October 12, 2011 8:28:01 PM PDT
Some drivers will not only pay more to park, but they'll get hit twice under Mayor Rahm Emanuel's plan if they drive SUVs and trucks. Then there's the big hike in how much everyone will pay for water. ABC7 went out to hear what Chicago residents think about the mayor's proposed budget.

At the Chicago Auto Center, water is the main ingredient for the car wash business. Now, businesses and residents will see their bills jump 25 percent next year.

"Our prices are going to have to go up at some point to help balance it all out. It's not going to make the customers happy, nobody is going to be happy," said Demetrios Rizos, Chicago Auto Center.

And that's not all. There will be a 15 percent increase for each of the three following years. The money will be used to overhaul the city's century old water and sewer lines.

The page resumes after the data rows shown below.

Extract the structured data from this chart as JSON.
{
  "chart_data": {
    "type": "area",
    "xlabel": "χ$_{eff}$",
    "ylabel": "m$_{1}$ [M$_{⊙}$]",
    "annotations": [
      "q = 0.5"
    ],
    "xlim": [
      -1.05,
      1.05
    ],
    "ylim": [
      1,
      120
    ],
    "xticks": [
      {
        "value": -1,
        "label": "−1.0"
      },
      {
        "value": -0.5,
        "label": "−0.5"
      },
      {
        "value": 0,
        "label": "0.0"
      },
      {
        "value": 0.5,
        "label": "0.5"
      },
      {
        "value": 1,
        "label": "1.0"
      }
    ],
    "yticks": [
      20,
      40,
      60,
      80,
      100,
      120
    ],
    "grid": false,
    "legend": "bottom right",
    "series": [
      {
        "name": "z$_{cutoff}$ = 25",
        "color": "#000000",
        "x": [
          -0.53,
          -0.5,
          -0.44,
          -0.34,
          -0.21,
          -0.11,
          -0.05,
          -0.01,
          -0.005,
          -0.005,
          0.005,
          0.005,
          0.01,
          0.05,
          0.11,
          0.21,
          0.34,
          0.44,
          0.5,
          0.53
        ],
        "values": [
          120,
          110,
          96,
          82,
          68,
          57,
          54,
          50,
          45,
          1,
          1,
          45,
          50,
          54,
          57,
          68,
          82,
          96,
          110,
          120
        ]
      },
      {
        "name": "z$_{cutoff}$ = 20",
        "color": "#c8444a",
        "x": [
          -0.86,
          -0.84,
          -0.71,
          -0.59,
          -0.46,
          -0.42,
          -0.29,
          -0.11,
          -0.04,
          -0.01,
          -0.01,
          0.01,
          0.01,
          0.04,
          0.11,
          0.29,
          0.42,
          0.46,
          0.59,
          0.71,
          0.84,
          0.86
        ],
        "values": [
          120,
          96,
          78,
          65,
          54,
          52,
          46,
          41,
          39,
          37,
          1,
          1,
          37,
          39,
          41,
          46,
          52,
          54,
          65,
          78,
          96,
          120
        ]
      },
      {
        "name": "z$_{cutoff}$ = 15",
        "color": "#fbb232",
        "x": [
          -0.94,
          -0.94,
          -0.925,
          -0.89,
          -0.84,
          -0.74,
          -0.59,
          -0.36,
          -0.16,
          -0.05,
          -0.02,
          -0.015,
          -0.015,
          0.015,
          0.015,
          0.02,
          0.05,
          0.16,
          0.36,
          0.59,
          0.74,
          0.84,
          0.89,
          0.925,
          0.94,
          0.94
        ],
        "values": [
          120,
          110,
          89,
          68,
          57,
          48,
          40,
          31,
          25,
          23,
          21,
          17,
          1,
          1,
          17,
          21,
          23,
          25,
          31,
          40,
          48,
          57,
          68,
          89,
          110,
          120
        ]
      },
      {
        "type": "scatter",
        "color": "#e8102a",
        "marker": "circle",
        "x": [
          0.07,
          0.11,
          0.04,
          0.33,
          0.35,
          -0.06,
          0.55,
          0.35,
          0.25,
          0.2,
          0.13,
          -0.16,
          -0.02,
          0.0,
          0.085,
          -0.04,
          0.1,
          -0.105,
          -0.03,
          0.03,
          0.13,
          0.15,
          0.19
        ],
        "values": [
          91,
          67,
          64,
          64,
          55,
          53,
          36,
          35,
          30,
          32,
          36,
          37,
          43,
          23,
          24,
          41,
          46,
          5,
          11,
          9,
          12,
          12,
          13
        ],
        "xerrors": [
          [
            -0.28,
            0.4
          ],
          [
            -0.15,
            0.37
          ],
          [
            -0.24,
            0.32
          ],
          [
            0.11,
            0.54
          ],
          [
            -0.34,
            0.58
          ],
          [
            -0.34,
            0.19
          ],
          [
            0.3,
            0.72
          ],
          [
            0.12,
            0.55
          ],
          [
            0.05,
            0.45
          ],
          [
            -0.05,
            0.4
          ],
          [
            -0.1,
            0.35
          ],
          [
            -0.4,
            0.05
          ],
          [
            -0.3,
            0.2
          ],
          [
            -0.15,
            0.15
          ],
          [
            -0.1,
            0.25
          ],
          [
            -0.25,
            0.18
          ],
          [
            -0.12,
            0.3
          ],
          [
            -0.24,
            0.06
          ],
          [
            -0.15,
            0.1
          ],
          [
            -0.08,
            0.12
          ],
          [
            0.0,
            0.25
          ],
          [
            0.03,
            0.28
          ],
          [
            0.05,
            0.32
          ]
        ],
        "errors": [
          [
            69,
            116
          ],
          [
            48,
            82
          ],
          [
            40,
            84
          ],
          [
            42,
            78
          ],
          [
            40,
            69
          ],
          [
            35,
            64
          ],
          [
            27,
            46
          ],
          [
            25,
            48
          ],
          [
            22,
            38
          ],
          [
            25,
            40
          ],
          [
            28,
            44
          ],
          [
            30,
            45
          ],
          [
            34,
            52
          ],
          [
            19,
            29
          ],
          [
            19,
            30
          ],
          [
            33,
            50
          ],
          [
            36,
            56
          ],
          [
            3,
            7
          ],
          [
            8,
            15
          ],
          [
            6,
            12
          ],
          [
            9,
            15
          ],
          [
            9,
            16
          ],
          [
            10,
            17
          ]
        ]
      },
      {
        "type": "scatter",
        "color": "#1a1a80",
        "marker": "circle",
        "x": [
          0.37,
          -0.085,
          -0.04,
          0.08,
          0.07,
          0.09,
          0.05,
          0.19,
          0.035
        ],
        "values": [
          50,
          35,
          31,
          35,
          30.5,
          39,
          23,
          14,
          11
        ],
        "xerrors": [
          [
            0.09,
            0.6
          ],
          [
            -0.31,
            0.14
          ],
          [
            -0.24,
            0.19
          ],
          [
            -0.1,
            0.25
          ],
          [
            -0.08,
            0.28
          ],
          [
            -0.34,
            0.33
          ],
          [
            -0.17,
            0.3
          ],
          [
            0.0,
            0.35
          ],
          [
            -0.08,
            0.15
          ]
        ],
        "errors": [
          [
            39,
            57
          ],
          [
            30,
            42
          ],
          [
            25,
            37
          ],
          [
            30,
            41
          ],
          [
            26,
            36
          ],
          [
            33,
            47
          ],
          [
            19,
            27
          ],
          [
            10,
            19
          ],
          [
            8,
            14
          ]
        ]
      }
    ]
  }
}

If you have meter installed for free, the city's water departments says that could save you money.

"I think the metered system, at the end of the day, is going to encourage conservation nd encourage folks to be more conscious of the resources that we're using," said Commissioner Michael Alvarez, Metropolitan Water Reclamation District.

If you drive a truck or SUV, your city sticker will cost another $15 bucks, jumping from $120 to $135.

The city reports that SUVs and trucks cause 80 percent of the street damage. SUV owners point out that all drivers use the roads.

"Everybody can bear the burden of couple dollars more. If you can afford a car, you can afford $3-4 more," said Chris Kraft, SUV driver.

For drivers like Kraft, it's a double whammy if you park in a downtown parking garage. Everyone who uses a downtown parking garage will pay more. Daily users will pay an additional $2 to $5 during weekdays. If you pay more than $240 for monthly parking, tag on another $60 to $100 a month.

"I worry about whether or not it will affect the tourism industry in downtown," said Matt Smith, driver.

The hotel tax is jumping from 3.5 to 4.5 percent too. But property and sales taxes, at least for now, will not increase.